Since the KL Cherokee remains largely unsupported by aftermarket part manufacturers, this means we had to break out the welder and metal and get fabricating. Luckily the PTU has some extra holes on the casting that allow for the mounting. This said, they are not really suited for taking much of a hit so my plan was to try to keep the skid as tight as possible on the PTU (touching) so the PTU itself still handles the weight of the vehicle, but the steel protects the soft aluminum from the abrasion of impacts.
Here are a few shots of the mounting holes I would be using. As luck would have it a 5/16″ bolt works perfectly in these holes.
A few of these hole location uses were fairly straight forward. The trickiest by far to use wad the two staggered ones on the front of the PTU. I knew all along it would mean making some sort of tab and drilling and tapping some threads for the bolt but just decided to wing it and start with bending up the main skid.
I honestly thought this part of the job (bending of the main skid) would be pretty easy, but it took FAR more time than I had anticipated. It seemed as simple as the idea of this skid was, the practice of making it was far more involved. I had anticipated a few hours for this project but it took the better part of the day. The bigger bummer to this is I had hoped to be able to take notes to share with others and maybe even make a few at one time, but this just wasn’t practical.
So, after a bunch of bending, tweaking, grinding, and welding, I had the bulk of the skid made up. The main lower skid is 3/16″ plate, the locker actuator and connector is protected by some slightly lighter material but I was working with what I had in the shop.
I am fairly happy with how it turned out. I did end up adding another piece to the driver side after these pictures, but this is pretty much it all fabbed up.
The front mounting did prove to be the most cantankerous. I was able to weld a nut to the plate for one mounting hole location, but the other did need a fancy little tab.
This is the side where I added the additional side skirt. The plate I used was barely wide enough and I wanted just a bit more coverage.
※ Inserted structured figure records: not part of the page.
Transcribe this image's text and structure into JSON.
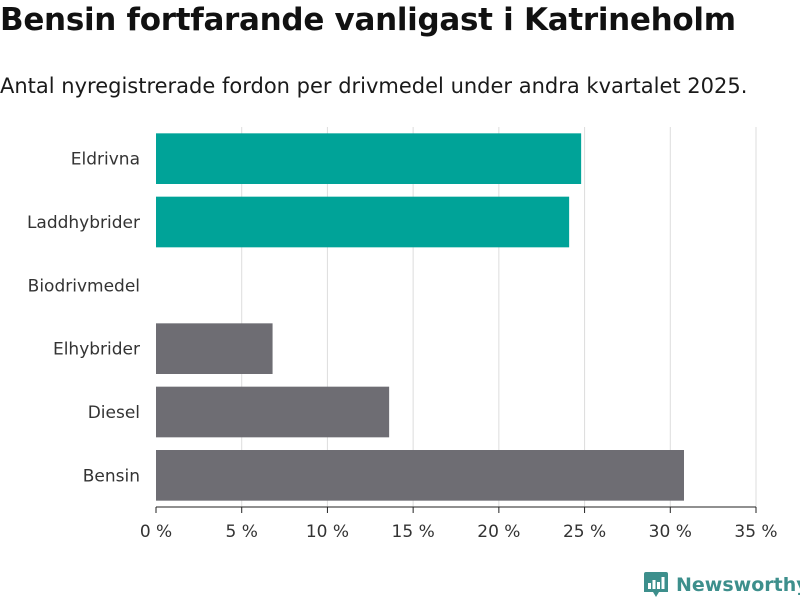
{
  "title": "Bensin fortfarande vanligast i Katrineholm",
  "subtitle": "Antal nyregistrerade fordon per drivmedel under andra kvartalet 2025.",
  "brand": {
    "name": "Newsworthy",
    "icon": "bar-chart-icon",
    "color": "#3d8f8c"
  },
  "colors": {
    "highlight": "#00a398",
    "default": "#6e6d73",
    "grid": "#dddddd",
    "axis": "#222222"
  },
  "chart_data": {
    "type": "bar",
    "orientation": "horizontal",
    "categories": [
      "Eldrivna",
      "Laddhybrider",
      "Biodrivmedel",
      "Elhybrider",
      "Diesel",
      "Bensin"
    ],
    "values": [
      24.8,
      24.1,
      0,
      6.8,
      13.6,
      30.8
    ],
    "highlighted": [
      true,
      true,
      true,
      false,
      false,
      false
    ],
    "xlim": [
      0,
      35
    ],
    "xticks": [
      0,
      5,
      10,
      15,
      20,
      25,
      30,
      35
    ],
    "xtick_labels": [
      "0 %",
      "5 %",
      "10 %",
      "15 %",
      "20 %",
      "25 %",
      "30 %",
      "35 %"
    ],
    "grid": "vertical",
    "legend": "none"
  }
}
After I added this piece, it was time for some paint. I’ve had a can of hammered silver in the shop for some time. It’s the paint we used on the cage we had in Lil-Punkin’ (our 2-dr JK). I can’t see a need for it and, since this paint is more about rust protection than anything else, it seemed like a good time to make use of this paint.
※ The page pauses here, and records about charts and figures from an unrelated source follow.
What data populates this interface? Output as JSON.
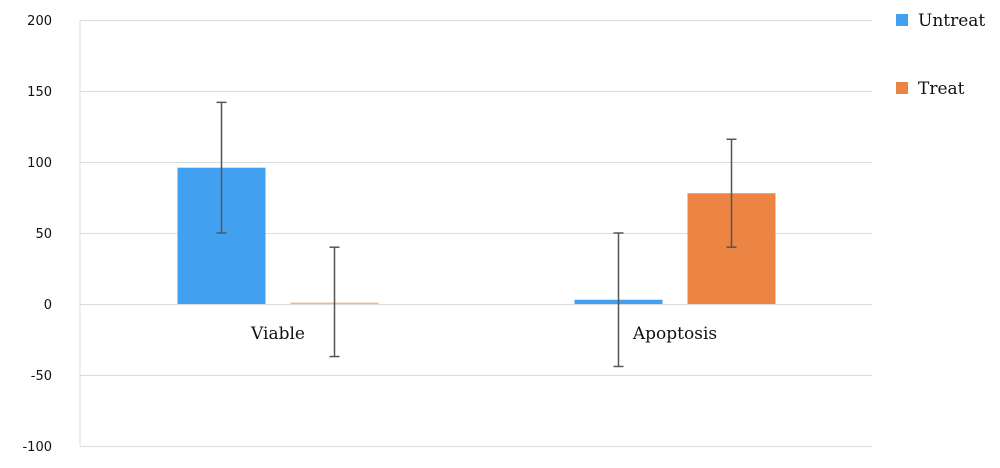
{
  "chart_data": {
    "type": "bar",
    "categories": [
      "Viable",
      "Apoptosis"
    ],
    "series": [
      {
        "name": "Untreat",
        "color": "#42a0f0",
        "values": [
          96,
          3
        ],
        "error_low": [
          50,
          -44
        ],
        "error_high": [
          142,
          50
        ]
      },
      {
        "name": "Treat",
        "color": "#ec8444",
        "values": [
          1,
          78
        ],
        "error_low": [
          -37,
          40
        ],
        "error_high": [
          40,
          116
        ]
      }
    ],
    "ylim": [
      -100,
      200
    ],
    "yticks": [
      "200",
      "150",
      "100",
      "50",
      "0",
      "-50",
      "-100"
    ],
    "ytick_values": [
      200,
      150,
      100,
      50,
      0,
      -50,
      -100
    ],
    "grid": true,
    "legend_position": "right"
  }
}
There you have it… All painted up and mounted hopefully it will do the job!
I know some other KL Cherokee owners that are likely looking for more coverage. I can even see where this looks like I haven’t added much but in reality, the other bits are fairly hard to get to. I’m not saying it’s impossible, but if something is in there, we have other issues and it’s time to break out the recovery gear and Maxtrax.
As I mentioned, I had hoped to make a few of these and/or provide drawings, but once I set out making this it turned into more of a one-off project. Even if I had been able to do this, I’m not sure the hole locations are good enough to rely on.